A.   Protections juridiques du salaire

La Woodman’s Lien for Wages Act originale de l’Ontario procurait un privilège uniquement aux employés forestiers, mais elle a tôt fait l’objet d’une modification afin de protéger également les entrepreneurs forestiers[119]. Au début du 20e siècle, il était logique que la Loi protège aussi bien les employés que les entrepreneurs, car ils effectuaient tous du travail physique et ni les uns ni les autres ne disposaient de moyens de récupérer l’argent qui leur était dû[120]. De leur côté, les employés de scieries n’ont jamais été couverts par la Loi, même avant l’introduction d’autres protections juridiques du salaire[121]. Certains commentateurs ont laissé entendre que c’était parce que les employés de scieries se trouvaient en meilleure position pour évaluer la santé financière de l’entreprise avant d’investir des efforts[122].

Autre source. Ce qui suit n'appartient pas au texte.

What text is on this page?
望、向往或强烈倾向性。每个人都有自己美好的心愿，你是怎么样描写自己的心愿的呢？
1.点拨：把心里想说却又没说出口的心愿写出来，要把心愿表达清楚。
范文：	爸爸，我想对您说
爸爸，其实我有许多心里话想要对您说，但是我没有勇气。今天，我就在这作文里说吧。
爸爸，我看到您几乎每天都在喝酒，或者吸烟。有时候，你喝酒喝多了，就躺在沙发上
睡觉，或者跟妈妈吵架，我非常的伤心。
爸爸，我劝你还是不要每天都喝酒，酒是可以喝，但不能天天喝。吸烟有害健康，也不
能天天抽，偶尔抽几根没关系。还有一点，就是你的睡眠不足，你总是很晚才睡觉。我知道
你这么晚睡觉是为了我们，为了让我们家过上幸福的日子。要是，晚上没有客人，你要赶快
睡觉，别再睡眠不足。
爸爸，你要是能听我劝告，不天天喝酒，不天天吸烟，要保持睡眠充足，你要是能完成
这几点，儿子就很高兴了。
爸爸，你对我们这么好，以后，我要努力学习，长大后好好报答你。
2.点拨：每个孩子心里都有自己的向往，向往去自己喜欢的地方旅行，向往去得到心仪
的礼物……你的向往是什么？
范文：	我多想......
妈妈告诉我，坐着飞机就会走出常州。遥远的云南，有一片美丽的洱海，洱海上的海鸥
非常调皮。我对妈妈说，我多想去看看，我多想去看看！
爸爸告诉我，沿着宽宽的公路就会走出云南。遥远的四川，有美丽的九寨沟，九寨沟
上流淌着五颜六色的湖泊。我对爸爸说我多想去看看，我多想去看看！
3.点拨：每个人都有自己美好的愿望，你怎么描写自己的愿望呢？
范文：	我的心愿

Aujourd’hui, quasiment tous les bûcherons sont des entrepreneurs indépendants plutôt que des employés. Cependant, la Loi continue à s’appliquer aux employés forestiers et, à cet égard, elle a sans doute une incidence sur l’équilibre des intérêts représentés dans les protections juridiques modernes du salaire[123]. Depuis 1969, l’Ontario a un régime administratif permettant le recouvrement de salaires impayés; il fait actuellement partie de la Loi de 2000 sur les normes d’emploi (LNE)[124]. Dans certaines circonstances, en vertu de la LNE, les employés peuvent recouvrer leur salaire auprès des directeurs d’une personne morale qui est un employeur[125].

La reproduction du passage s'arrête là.